Today we also read that the Spirit throws or drives Jesus out into the wilderness. In Greek the word is ekballo which also describes how a baby is pushed or cast out of the womb into the world. So, in the midst of this tearing open of the heavens and Jesus being cast out, we witness the beginnings of the new-life relationship Jesus brings.
More than this new life, when Jesus comes out of the wilderness, after John is arrested, Jesus proclaims that the time is fulfilled. This word in Greek, pléroó, does not just mean filled or fulfilled. It corresponds to a Hebrew word that means filled like a womb is filled with a child.
This filling is not something that can be contained by the world. This fulfillment is going to expand until it gives birth to something new again. Our lives in Christ will continue to be influenced by the new life Christ brings and the new life we receive.

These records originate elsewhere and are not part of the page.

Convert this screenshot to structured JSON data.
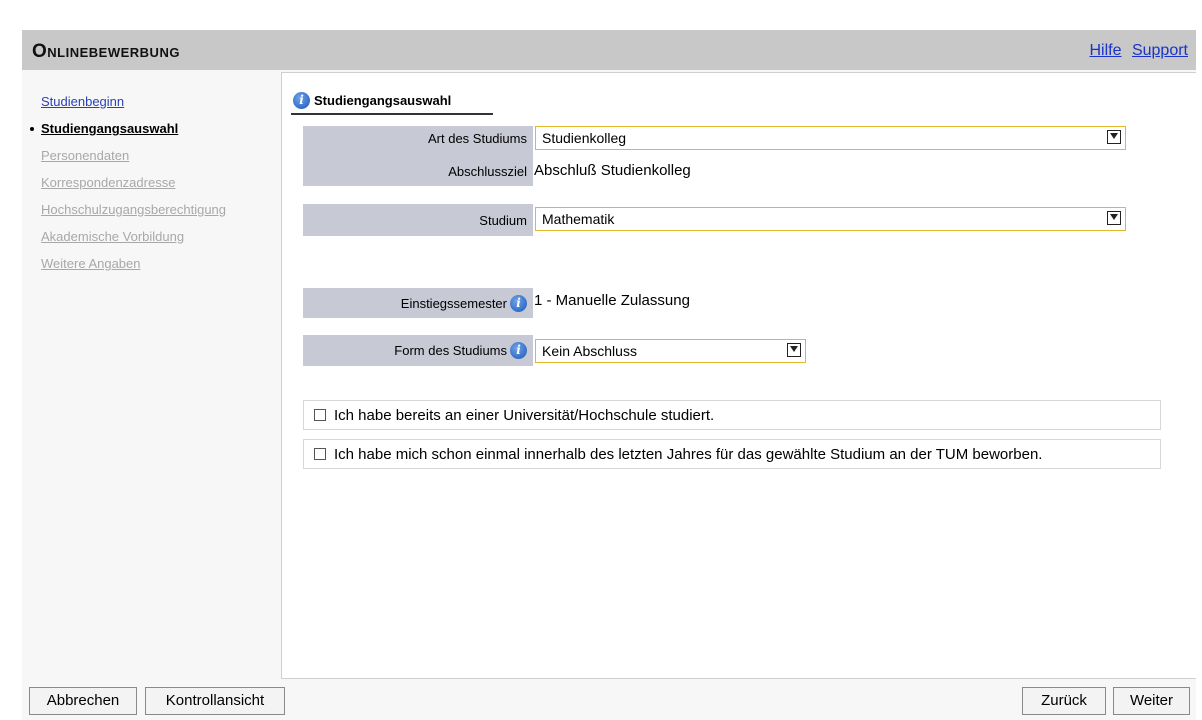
{
  "header": {
    "title": "Onlinebewerbung",
    "links": [
      "Hilfe",
      "Support"
    ]
  },
  "nav": [
    {
      "label": "Studienbeginn",
      "state": "link"
    },
    {
      "label": "Studiengangsauswahl",
      "state": "active"
    },
    {
      "label": "Personendaten",
      "state": "disabled"
    },
    {
      "label": "Korrespondenzadresse",
      "state": "disabled"
    },
    {
      "label": "Hochschulzugangsberechtigung",
      "state": "disabled"
    },
    {
      "label": "Akademische Vorbildung",
      "state": "disabled"
    },
    {
      "label": "Weitere Angaben",
      "state": "disabled"
    }
  ],
  "tab": {
    "label": "Studiengangsauswahl"
  },
  "form": {
    "art_label": "Art des Studiums",
    "art_value": "Studienkolleg",
    "abschluss_label": "Abschlussziel",
    "abschluss_value": "Abschluß Studienkolleg",
    "studium_label": "Studium",
    "studium_value": "Mathematik",
    "einstieg_label": "Einstiegssemester",
    "einstieg_value": "1 - Manuelle Zulassung",
    "form_label": "Form des Studiums",
    "form_value": "Kein Abschluss",
    "checkbox1": "Ich habe bereits an einer Universität/Hochschule studiert.",
    "checkbox2": "Ich habe mich schon einmal innerhalb des letzten Jahres für das gewählte Studium an der TUM beworben."
  },
  "buttons": {
    "abbrechen": "Abbrechen",
    "kontroll": "Kontrollansicht",
    "zurueck": "Zurück",
    "weiter": "Weiter"
  },
  "colors": {
    "header_bg": "#c8c8c8",
    "label_bg": "#c7c9d4",
    "select_border": "#e3b82a",
    "link": "#1a33c6"
  }
}
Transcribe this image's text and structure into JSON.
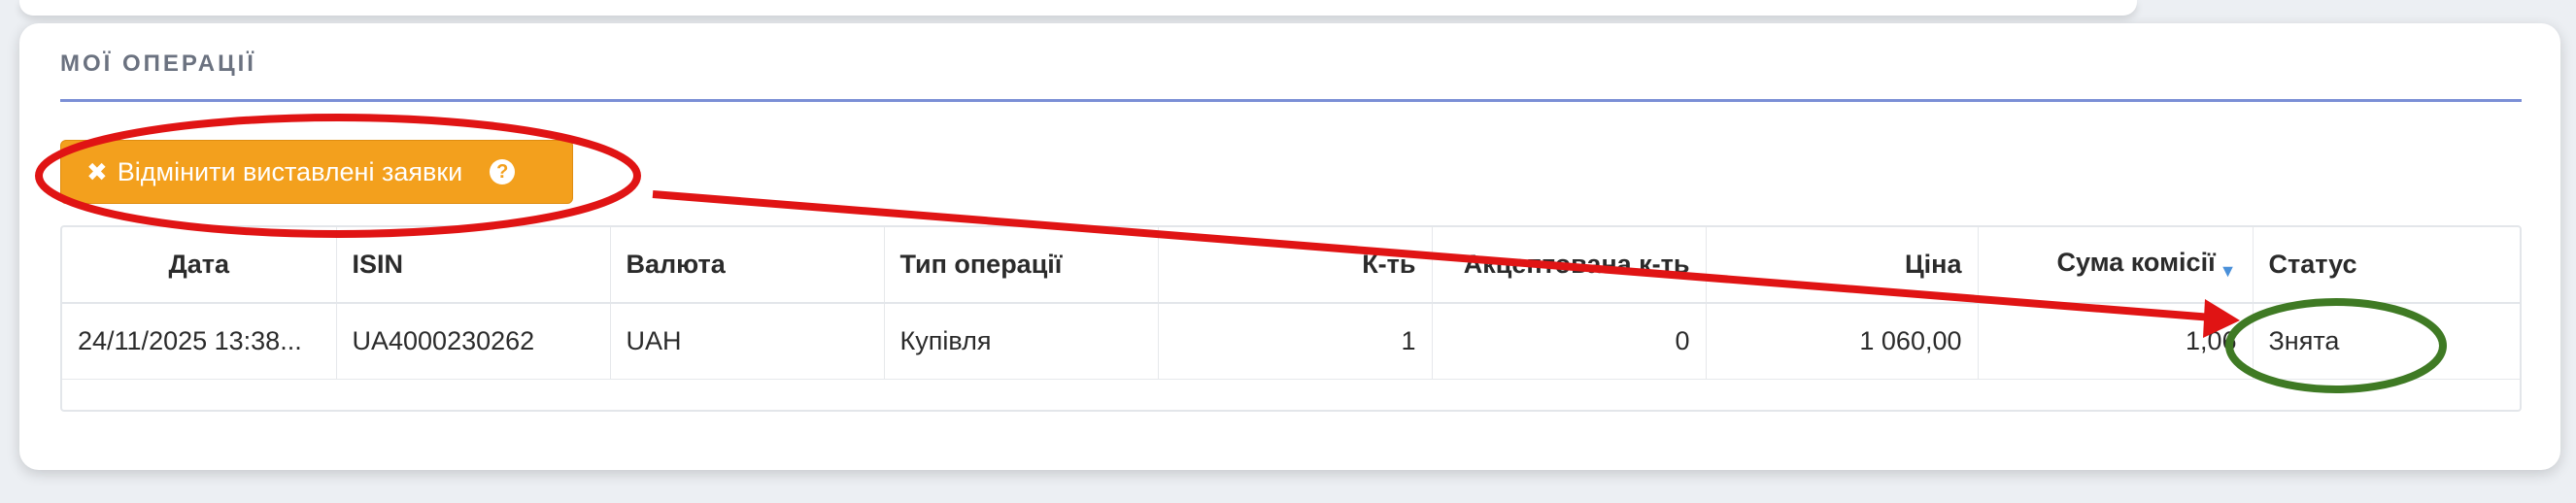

In the midst of the waters of the flood, under the rainbow hung in the sky, when the heavens are being torn apart, when doves fall from the sky, when God’s voice is heard claiming Jesus as his beloved son, as the Spirit drives Jesus into the wilderness, in the midst of all of this death and new-life craziness, comes the cry of new hope and new life with new ways of living, with a new order for the world. Indeed, the time is fulfilled; the kingdom of God is at hand.
The boundaries between heaven and earth have been broken down. God’s kingdom is no longer separate from us; it is with us here and now. This is the good news. God will not abandon us. Indeed, God has come to be with us, God our Immanuel, here on earth for the sake of the world. And we get to be the ones who let the rest of the world know about this amazing thing that God is doing in our midst through the life, death, and the resurrection of Jesus the Christ.
Although in the midst of the wilderness chaos time we live in today; in the midst of senseless shootings in our clubs, at concerts we attend, in our schools; in those public places where we gather where trucks and vans run people down; when we feel lost and cast adrift, we are tempted—tempted to say nothing, to curl up in a ball, and to pray that the world will just go away and leave us alone, it is in this time that we see Jesus coming out of the wilderness saying, “The kingdom of God has drawn near. Hear the good news.”
God’s kingdom is engaged; it is slap up against the world that we live in. Indeed, the two have become one. Don’t be afraid. Be bold and live!
The story is told that Moses spent forty years in the wilderness because he wouldn’t ask for directions. Jesus only had to spend forty days in the wilderness, not because he asked for directions, but because the Spirit drove him through it. This story is even funnier if you know that in Hebrew and Greek the Spirit is feminine.
We come to our wilderness time needing to ask for direction. With our questions, our concerns, our hopes and our dreams, we look forward to our ministry with Jesus who brings healing and wholeness. We are called to work with Jesus in the world like midwives aiding new birth relationships with new ways of living together seeking the Spirit’s leading.
I cannot know what it feels like to experience the schizomeno-ing of new birth, but I am told by women who have given birth, that not only their bodies, but the fabric of their lives is torn open; and, with the new life they have brought into the world, their world is forever changed; they cannot think of the world in the same way again.
Today, in the midst of the heavens being torn open, we have been given new life in our midst, and we are charged with caring for that new life, entrusted to tell the generations to come of the mighty acts of God. “The time is fulfilled. The kingdom of God is engaged. Hear the good news of God.”